JSONP (JSON with “Padding”) is a technique by using this we can overcome the heavy requests issue on a Web server and this technique breach the browser level security policy i.e., Same-origin-Policy.  This is possible by calling the other server getting the data and surrounded this data with a given function name (i.e., padding around loaded data) such that browser will treat this as a local function with this data as an input parameter.  i.e., while requesting the cross-domain page we need to provide call-back function name. When browser finds this call-back parameter, it understands it as JSONP request and it will pad the output from the page with the given callback function. 

Note:

  • This function should be implemented before padding to the loaded data.
  • JSONP can be used only for GET requests.

Let’s understand more how this works. This technique can be implemented with Ajax calls and also without Ajax Calls.

Implementing Without Ajax 

Generally, most developers not aware that JSONP request can even do without any Ajax request with my experience. I thought to discuss this implementation technique here.

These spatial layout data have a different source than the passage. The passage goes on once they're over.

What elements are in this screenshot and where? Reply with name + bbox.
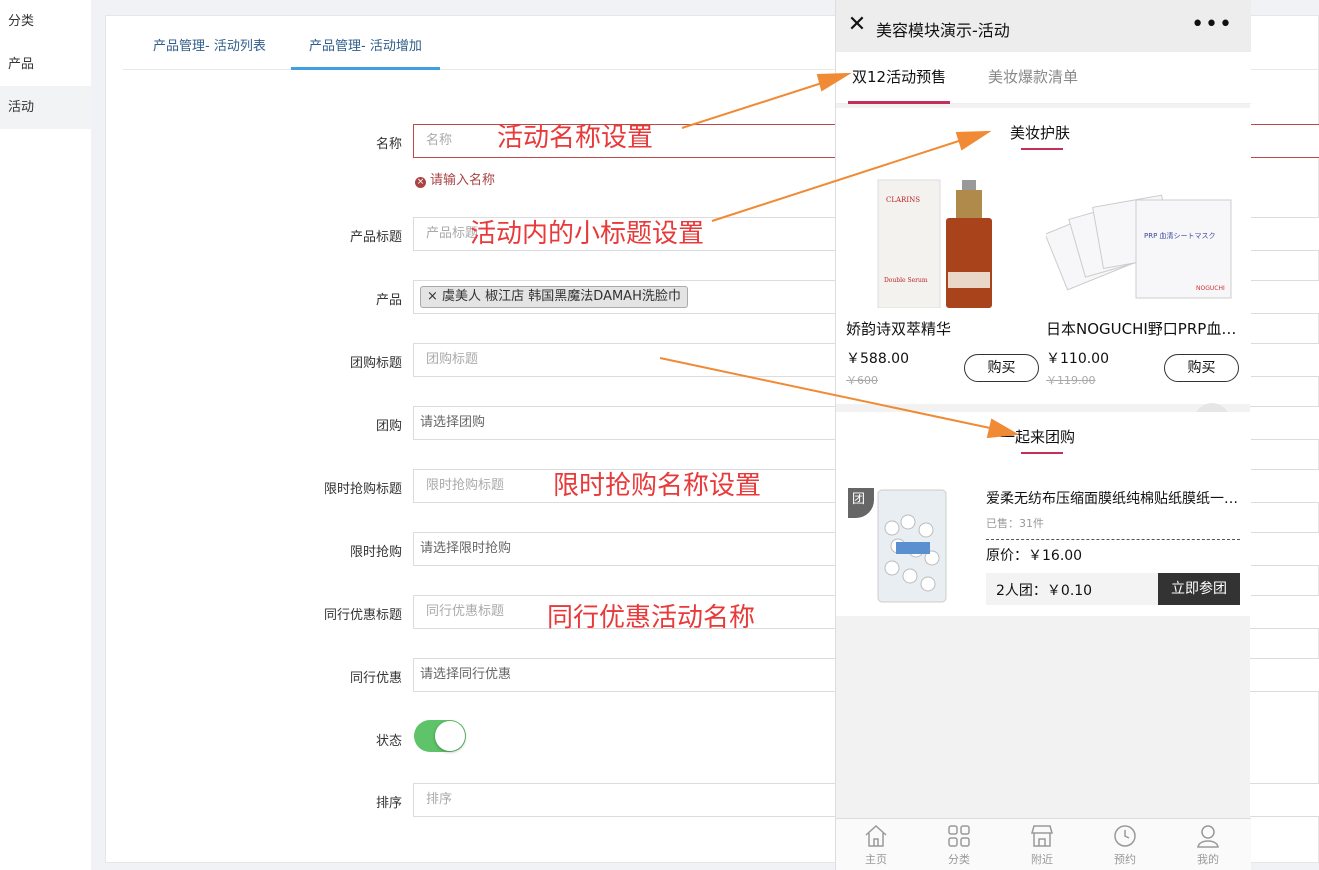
annotation-peer: 同行优惠活动名称 — [547, 603, 756, 633]
svg-text:Double Serum: Double Serum — [884, 277, 928, 284]
annotation-subtitle: 活动内的小标题设置 — [470, 219, 705, 249]
phone-header: ✕ 美容模块演示-活动 ••• — [836, 0, 1251, 52]
section-title-group-buy: 一起来团购 — [1000, 428, 1076, 446]
toggle-knob — [435, 721, 465, 751]
svg-text:PRP 血清シートマスク: PRP 血清シートマスク — [1144, 231, 1216, 240]
store-icon — [1031, 825, 1053, 847]
nav-label: 分类 — [948, 853, 970, 866]
phone-preview: ✕ 美容模块演示-活动 ••• 双12活动预售 美妆爆款清单 美妆护肤 CLAR… — [835, 0, 1251, 870]
group-price-bar: 2人团：￥0.10 立即参团 — [986, 573, 1240, 605]
flash-title-label: 限时抢购标题 — [323, 482, 402, 497]
nav-category[interactable]: 分类 — [929, 823, 989, 867]
bottom-nav: 主页 分类 附近 预约 我的 — [836, 818, 1251, 870]
sidebar-item-category[interactable]: 分类 — [0, 0, 91, 43]
flash-label: 限时抢购 — [349, 545, 402, 560]
name-error: × 请输入名称 — [415, 169, 495, 188]
more-icon[interactable]: ••• — [1191, 12, 1233, 37]
product-price: ￥588.00 — [846, 351, 909, 367]
divider — [986, 539, 1240, 540]
phone-tab-presale[interactable]: 双12活动预售 — [852, 66, 946, 87]
group-title-label: 团购标题 — [349, 356, 402, 371]
phone-tab-bar: 双12活动预售 美妆爆款清单 — [836, 52, 1251, 104]
home-icon — [865, 824, 887, 847]
nav-nearby[interactable]: 附近 — [1012, 823, 1072, 867]
grid-icon — [948, 825, 970, 847]
group-label: 团购 — [375, 419, 402, 434]
nav-label: 预约 — [1114, 853, 1136, 866]
nav-home[interactable]: 主页 — [846, 823, 906, 867]
phone-title: 美容模块演示-活动 — [876, 21, 1010, 40]
group-item-sold: 已售：31件 — [986, 517, 1044, 530]
clock-icon — [1114, 825, 1136, 847]
section-underline — [1021, 148, 1063, 150]
buy-button[interactable]: 购买 — [1164, 354, 1239, 382]
section-title-skincare: 美妆护肤 — [1010, 124, 1071, 142]
user-icon — [1197, 825, 1219, 848]
peer-title-label: 同行优惠标题 — [323, 608, 402, 623]
status-label: 状态 — [375, 734, 402, 749]
status-toggle[interactable] — [414, 720, 466, 752]
sidebar-item-product[interactable]: 产品 — [0, 43, 91, 86]
phone-tab-indicator — [848, 101, 950, 104]
sort-label: 排序 — [375, 796, 402, 811]
svg-text:CLARINS: CLARINS — [886, 196, 920, 204]
nav-mine[interactable]: 我的 — [1178, 823, 1238, 867]
nav-booking[interactable]: 预约 — [1095, 823, 1155, 867]
product-tag[interactable]: × 虞美人 椒江店 韩国黑魔法DAMAH洗脸巾 — [420, 286, 688, 308]
svg-text:NOGUCHI: NOGUCHI — [1196, 285, 1225, 292]
product-name[interactable]: 娇韵诗双萃精华 — [846, 318, 1036, 339]
close-icon[interactable]: ✕ — [846, 14, 868, 36]
product-image-mask[interactable]: PRP 血清シートマスク NOGUCHI — [1046, 180, 1236, 308]
section-skincare: 美妆护肤 CLARINS Double Serum 娇韵诗双萃精华 ￥588.0… — [836, 108, 1251, 404]
name-error-text: 请输入名称 — [430, 173, 496, 188]
product-title-label: 产品标题 — [349, 230, 402, 245]
product-name[interactable]: 日本NOGUCHI野口PRP血清面膜 — [1046, 318, 1242, 339]
sidebar: 分类 产品 活动 — [0, 0, 91, 870]
tab-activity-list[interactable]: 产品管理- 活动列表 — [135, 24, 284, 70]
peer-label: 同行优惠 — [349, 671, 402, 686]
sidebar-item-activity[interactable]: 活动 — [0, 86, 91, 129]
product-label: 产品 — [375, 293, 402, 308]
section-underline — [1021, 452, 1063, 454]
annotation-flash: 限时抢购名称设置 — [553, 471, 762, 501]
product-price: ￥110.00 — [1046, 351, 1109, 367]
product-old-price: ￥119.00 — [1046, 374, 1096, 387]
nav-label: 我的 — [1197, 853, 1219, 866]
group-price: 2人团：￥0.10 — [996, 583, 1093, 599]
join-group-button[interactable]: 立即参团 — [1158, 573, 1240, 605]
group-item-orig-price: 原价：￥16.00 — [986, 548, 1083, 564]
phone-tab-hot-list[interactable]: 美妆爆款清单 — [988, 66, 1078, 87]
annotation-name: 活动名称设置 — [497, 123, 654, 153]
tab-activity-add[interactable]: 产品管理- 活动增加 — [291, 24, 440, 70]
nav-label: 附近 — [1031, 853, 1053, 866]
group-item-name[interactable]: 爱柔无纺布压缩面膜纸纯棉贴纸膜纸一次性 — [986, 488, 1241, 508]
product-old-price: ￥600 — [846, 374, 878, 387]
product-image-cotton[interactable] — [876, 488, 948, 604]
name-label: 名称 — [375, 137, 402, 152]
error-icon: × — [415, 177, 426, 188]
buy-button[interactable]: 购买 — [964, 354, 1039, 382]
product-image-serum[interactable]: CLARINS Double Serum — [876, 176, 996, 308]
nav-label: 主页 — [865, 853, 887, 866]
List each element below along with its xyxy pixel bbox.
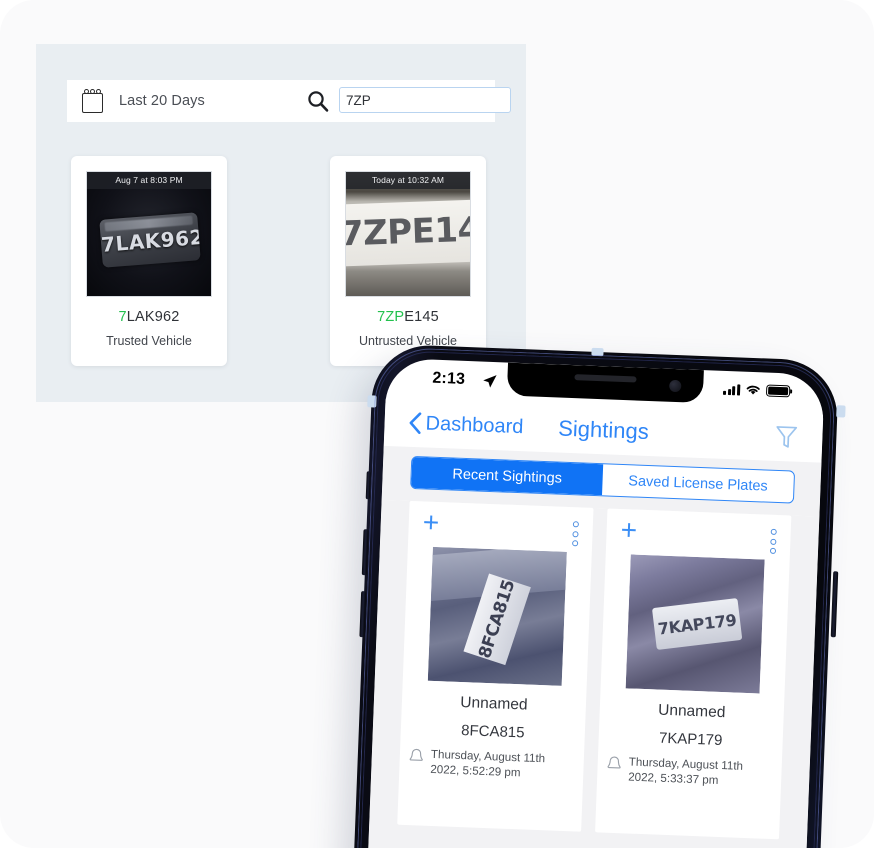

Below is the implementation logic

<html> 
<head> 
  <title>TechXposer JSONP Without AJAX Demo</title> 
  <script type="text/javascript"> 
window.onload = function(){     
  
var dynNumber = Math.round(1000 * Math.random()); 
    var jsonpCallbackFnName = "cb_" + dynNumber; 
     
    window[jsonpCallbackFnName] = function(responseData){ 
        console.log(responseData); 
    } 
  
    var scriptTag = document.createElement("script"); 
    scriptTag.src = "http://b.com/dataservice?callback=" + jsonpCallbackFnName; 
     
    document.body.appenChild(scriptTag); 
} 
  </script> 
</head> 
</html>

Let’s discuss the above code. As observed we are implementing the complete logic on body load why because we are using a document object and this object won’t be created before loading the body content. Here our target is to build the <Script>tag with the cross-domain page as a source and appending a callback function name using callback parameter as a query string. For this, We are trying to generate a unique call-back function name because to overcome the browser cache. Here once we have the unique method name, we are trying to dynamically implement this function using Window object such that once browser gets the data and padded with given unique function name it will call that method and before this call this function should be available.

When we run the above HTML it will generate following script tag

<script type="text/javacript" src="http://b.com/dataservice?callback=sb_1234"></script>

And function will be  

function sb_1234(responseData){ 
console.log(responseData); 
}

A browser will prepare the call as follows by padding function name sb_1234 and this is a local call so the browser is still following Same-Origin-Policy. 

sb_1234({<data from cross domain>});
 Implementing With Ajax 

As we aware AJAX provides more flexible API. The same above example using AJAX call as follows. 

 $.ajax({ 
  url: "http://b.com/dataservice", 
  dataType: "jsonp", 
  jsonpCallback:  jsonpCallbackFnName 
});

Even, this AJAX request can be done in a single line using its awesome enrich API as follows  

$.getJSON("http://b.com/dataservice?callback=" + jsonpCallbackFnName,function(responseData){ 
  console.log(responseData); 
});

Security Issues using JSONP

  1. Need Trust on other Domain: The source domain should have complete trust on cross-domain before sending JSONP request. Because if the other domain is not trusted and any 3rd party it could be a security issue. The other site can inject any script which leads to complete system on risk.
  2. CSRF Tokens: As JSONP only allowed for GET requests, if you are allowing any JSONP requests to access your data please make sure to accept even CSRF Token as in general practise this token will be used mostly for POST request but to make sure you are getting request from proper Origin it will be good practise to expect a CSRF Token to avoid Cross-Site Request Forgery vulnerabilities.